San Sebastián (2)
Camino hacia el Kursaal, el moderno edificio que alberga el festival de publicidad en San Sebastián, cuando me aborda una azafata de Movistar. Me suplica que me apunte a una enrevesada promoción que no entiendo pero que creo que implica enviar o recibir mensajes multimedia y ganar premios como camisetas, riñoneras, copas en el Bataplán y perritos calientes. Me veo obligado a escucharla y a inscribirme porque el creativo que ha diseñado la promoción está a mi lado y además es mi amigo.

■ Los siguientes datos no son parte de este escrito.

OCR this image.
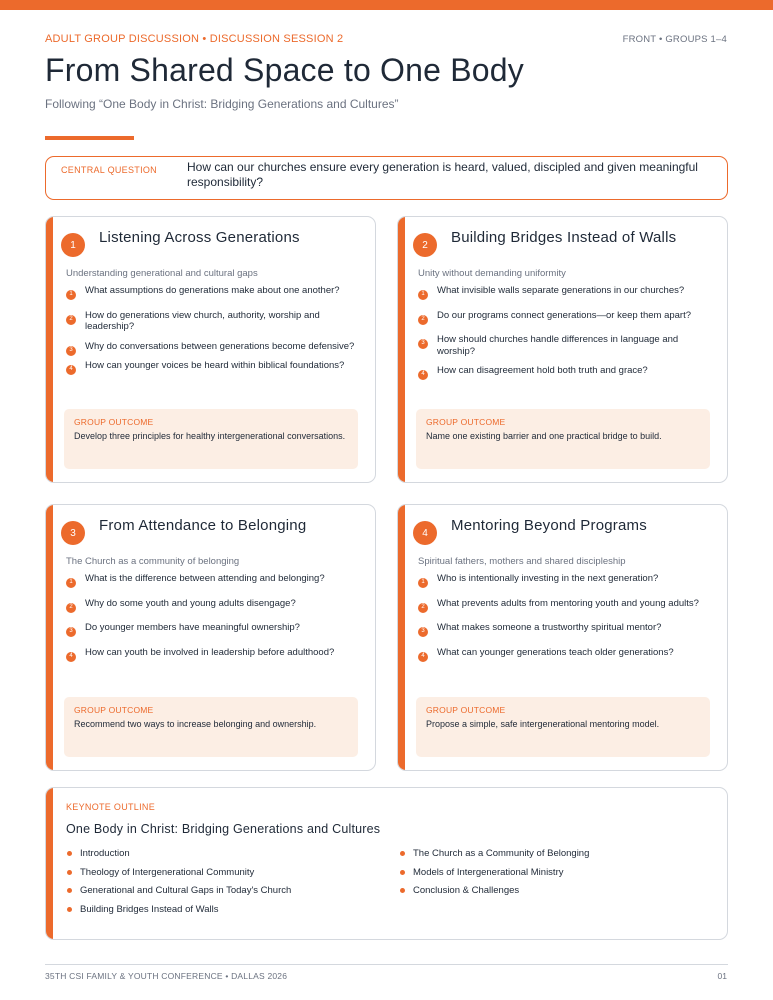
ADULT GROUP DISCUSSION • DISCUSSION SESSION 2	FRONT • GROUPS 1–4
From Shared Space to One Body
Following “One Body in Christ: Bridging Generations and Cultures”
CENTRAL QUESTION	How can our churches ensure every generation is heard, valued, discipled and given meaningful responsibility?
1	Listening Across Generations
Understanding generational and cultural gaps
1	What assumptions do generations make about one another?
2	How do generations view church, authority, worship and leadership?
3	Why do conversations between generations become defensive?
4	How can younger voices be heard within biblical foundations?
GROUP OUTCOME
Develop three principles for healthy intergenerational conversations.
2	Building Bridges Instead of Walls
Unity without demanding uniformity
1	What invisible walls separate generations in our churches?
2	Do our programs connect generations—or keep them apart?
3	How should churches handle differences in language and worship?
4	How can disagreement hold both truth and grace?
GROUP OUTCOME
Name one existing barrier and one practical bridge to build.
3	From Attendance to Belonging
The Church as a community of belonging
1	What is the difference between attending and belonging?
2	Why do some youth and young adults disengage?
3	Do younger members have meaningful ownership?
4	How can youth be involved in leadership before adulthood?
GROUP OUTCOME
Recommend two ways to increase belonging and ownership.
4	Mentoring Beyond Programs
Spiritual fathers, mothers and shared discipleship
1	Who is intentionally investing in the next generation?
2	What prevents adults from mentoring youth and young adults?
3	What makes someone a trustworthy spiritual mentor?
4	What can younger generations teach older generations?
GROUP OUTCOME
Propose a simple, safe intergenerational mentoring model.
KEYNOTE OUTLINE
One Body in Christ: Bridging Generations and Cultures
Introduction
Theology of Intergenerational Community
Generational and Cultural Gaps in Today's Church
Building Bridges Instead of Walls
The Church as a Community of Belonging
Models of Intergenerational Ministry
Conclusion & Challenges
35TH CSI FAMILY & YOUTH CONFERENCE • DALLAS 2026	01
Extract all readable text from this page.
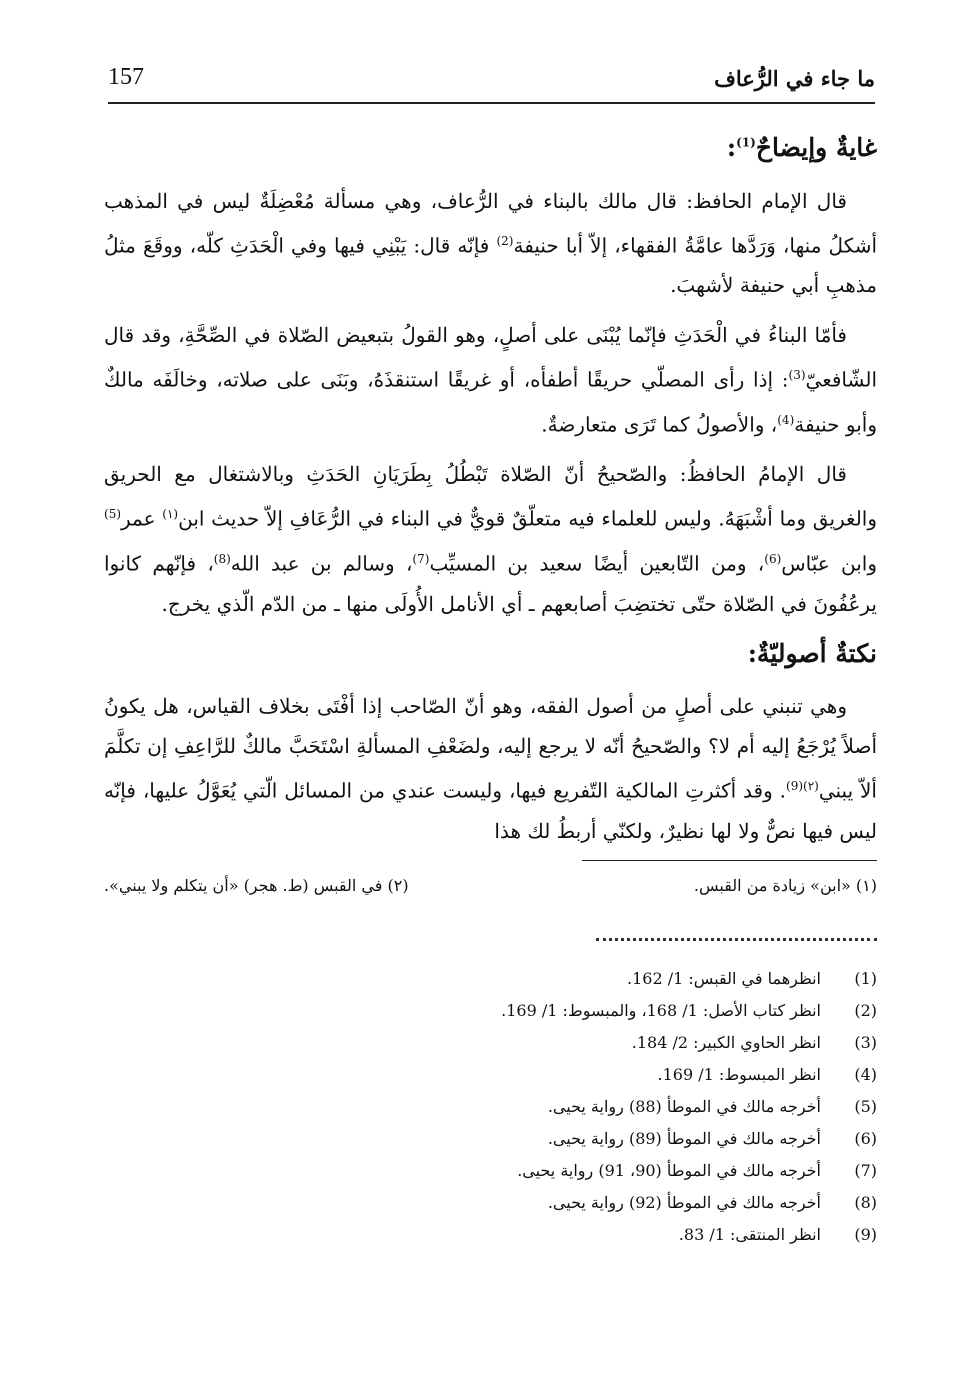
157	ما جاء في الرُّعاف
غايةٌ وإيضاحٌ$^{(1)}$:

قال الإمام الحافظ: قال مالك بالبناء في الرُّعاف، وهي مسألة مُعْضِلَةٌ ليس في المذهب أشكلُ منها، وَرَدَّها عامَّةُ الفقهاء، إلاّ أبا حنيفة$^{(2)}$ فإنّه قال: يَبْنِي فيها وفي الْحَدَثِ كلّه، ووقَعَ مثلُ مذهبِ أبي حنيفة لأشهبَ.

فأمّا البناءُ في الْحَدَثِ فإنّما يُبْنَى على أصلٍ، وهو القولُ بتبعيض الصّلاة في الصِّحَّةِ، وقد قال الشّافعيّ$^{(3)}$: إذا رأى المصلّي حريقًا أطفأه، أو غريقًا استنقذَهُ، وبَنَى على صلاته، وخالَفَه مالكٌ وأبو حنيفة$^{(4)}$، والأصولُ كما تَرَى متعارضةٌ.

قال الإمامُ الحافظُ: والصّحيحُ أنّ الصّلاة تَبْطُلُ بِطَرَيَانِ الحَدَثِ وبالاشتغال مع الحريق والغريق وما أشْبَهَهُ. وليس للعلماء فيه متعلّقٌ قويٌّ في البناء في الرُّعَافِ إلاّ حديث ابن$^{(١)}$ عمر$^{(5)}$ وابن عبّاس$^{(6)}$، ومن التّابعين أيضًا سعيد بن المسيِّب$^{(7)}$، وسالم بن عبد الله$^{(8)}$، فإنّهم كانوا يرعُفُونَ في الصّلاة حتّى تختضِبَ أصابعهم ـ أي الأنامل الأُولَى منها ـ من الدّم الّذي يخرج.

نكتةٌ أصوليّةٌ:

وهي تنبني على أصلٍ من أصول الفقه، وهو أنّ الصّاحب إذا أفْتَى بخلاف القياس، هل يكونُ أصلاً يُرْجَعُ إليه أم لا؟ والصّحيحُ أنّه لا يرجع إليه، ولضَعْفِ المسألةِ اسْتَحَبَّ مالكٌ للرَّاعِفِ إن تكلَّمَ ألاّ يبني$^{(٢)(9)}$. وقد أكثرتِ المالكية التّفريع فيها، وليست عندي من المسائل الّتي يُعَوَّلُ عليها، فإنّه ليس فيها نصٌّ ولا لها نظيرٌ، ولكنّي أربطُ لك هذا

(١) «ابن» زيادة من القبس.
(٢) في القبس (ط. هجر) «أن يتكلم ولا يبني».
(1)
انظرهما في القبس: 1/ 162.
(2)
انظر كتاب الأصل: 1/ 168، والمبسوط: 1/ 169.
(3)
انظر الحاوي الكبير: 2/ 184.
(4)
انظر المبسوط: 1/ 169.
(5)
أخرجه مالك في الموطأ (88) رواية يحيى.
(6)
أخرجه مالك في الموطأ (89) رواية يحيى.
(7)
أخرجه مالك في الموطأ (90، 91) رواية يحيى.
(8)
أخرجه مالك في الموطأ (92) رواية يحيى.
(9)
انظر المنتقى: 1/ 83.
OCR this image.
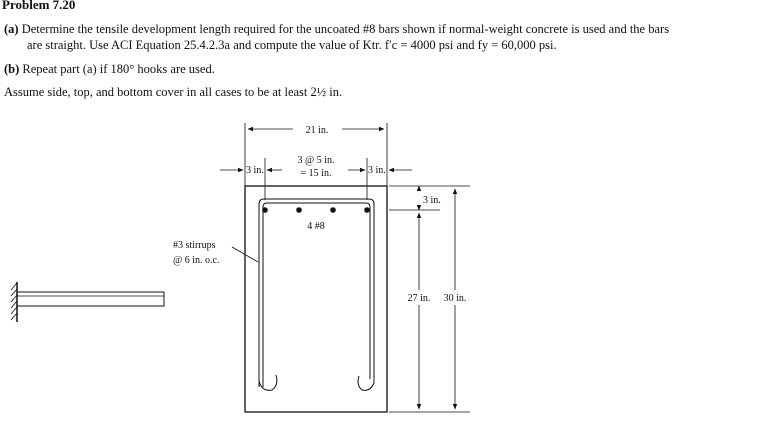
Problem 7.20
(a) Determine the tensile development length required for the uncoated #8 bars shown if normal-weight concrete is used and the bars
are straight. Use ACI Equation 25.4.2.3a and compute the value of Ktr. f′c = 4000 psi and fy = 60,000 psi.
(b) Repeat part (a) if 180° hooks are used.
Assume side, top, and bottom cover in all cases to be at least 2½ in.
21 in.
3 in.	3 in.
3 @ 5 in.
= 15 in.
4 #8
#3 stirrups
@ 6 in. o.c.
3 in.
27 in. 30 in.
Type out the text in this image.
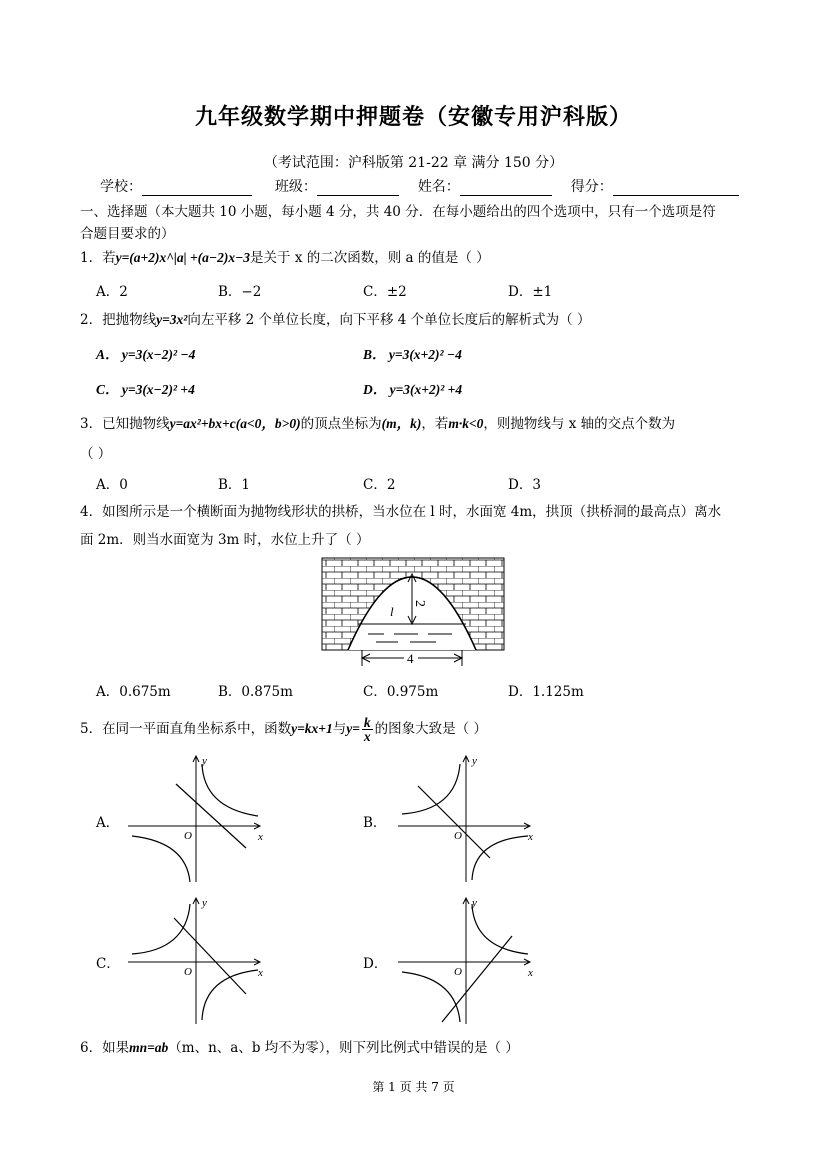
九年级数学期中押题卷（安徽专用沪科版）
（考试范围：沪科版第 21-22 章 满分 150 分）
学校：	班级：	姓名：	得分：
一、选择题（本大题共 10 小题，每小题 4 分，共 40 分．在每小题给出的四个选项中，只有一个选项是符
合题目要求的）
1．若y=(a+2)x^|a| +(a−2)x−3是关于 x 的二次函数，则 a 的值是（ ）
A．2	B．−2	C．±2	D．±1
2．把抛物线y=3x²向左平移 2 个单位长度，向下平移 4 个单位长度后的解析式为（ ）
A． y=3(x−2)² −4	B． y=3(x+2)² −4
C． y=3(x−2)² +4	D． y=3(x+2)² +4
3．已知抛物线y=ax²+bx+c(a<0，b>0)的顶点坐标为(m，k)，若m·k<0，则抛物线与 x 轴的交点个数为
（ ）
A．0	B．1	C．2	D．3
4．如图所示是一个横断面为抛物线形状的拱桥，当水位在 l 时，水面宽 4m，拱顶（拱桥洞的最高点）离水
面 2m．则当水面宽为 3m 时，水位上升了（ ）
2
l
4
A．0.675m	B．0.875m	C．0.975m	D．1.125m
5．在同一平面直角坐标系中，函数y=kx+1与$y= \frac{k}{x}$ 的图象大致是（ ）
A．	B．
C．	D．
y
x
O
y
x
O
y
x
O
y
x
O
6．如果mn=ab（m、n、a、b 均不为零），则下列比例式中错误的是（ ）
第 1 页 共 7 页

Lo que pasa es que hay un problema muy jodido. La azafata está enferma. Gravemente. Y no hace falta ser médico para entenderlo. El problema es su aliento. No huele ni a cebolla ni a café ni a tabaco. Huele a una semana de comida basura y salidas nocturnas. Es un olor penetrante, nauseabundo. No importa que ella tenga 20 años y el cuerpo de una monitora de spinning. Ahora lo único que quiero es salir corriendo.
Pero este terrible encuentro fue en realidad una premonición. Porque es la halitosis la que ha propiciado la campaña gráfica que más me ha gustado este año en San Sebastián. Si queréis saber cuáles son los anuncios ganadores de los diversos premios tendréis que buscarlos en otro sitio. Yo hoy sólo hablo de halitosis.
Aquí hay tres campañas que tratan el problema. Una de Smint, una de Dentyne y otra de los chicles Eclipse. No están mal. Todas se enfrentan al mal aliento desde un ángulo diferente. Es posible que la más interesante sea la de Dentyne por la forma en que juega con el lector.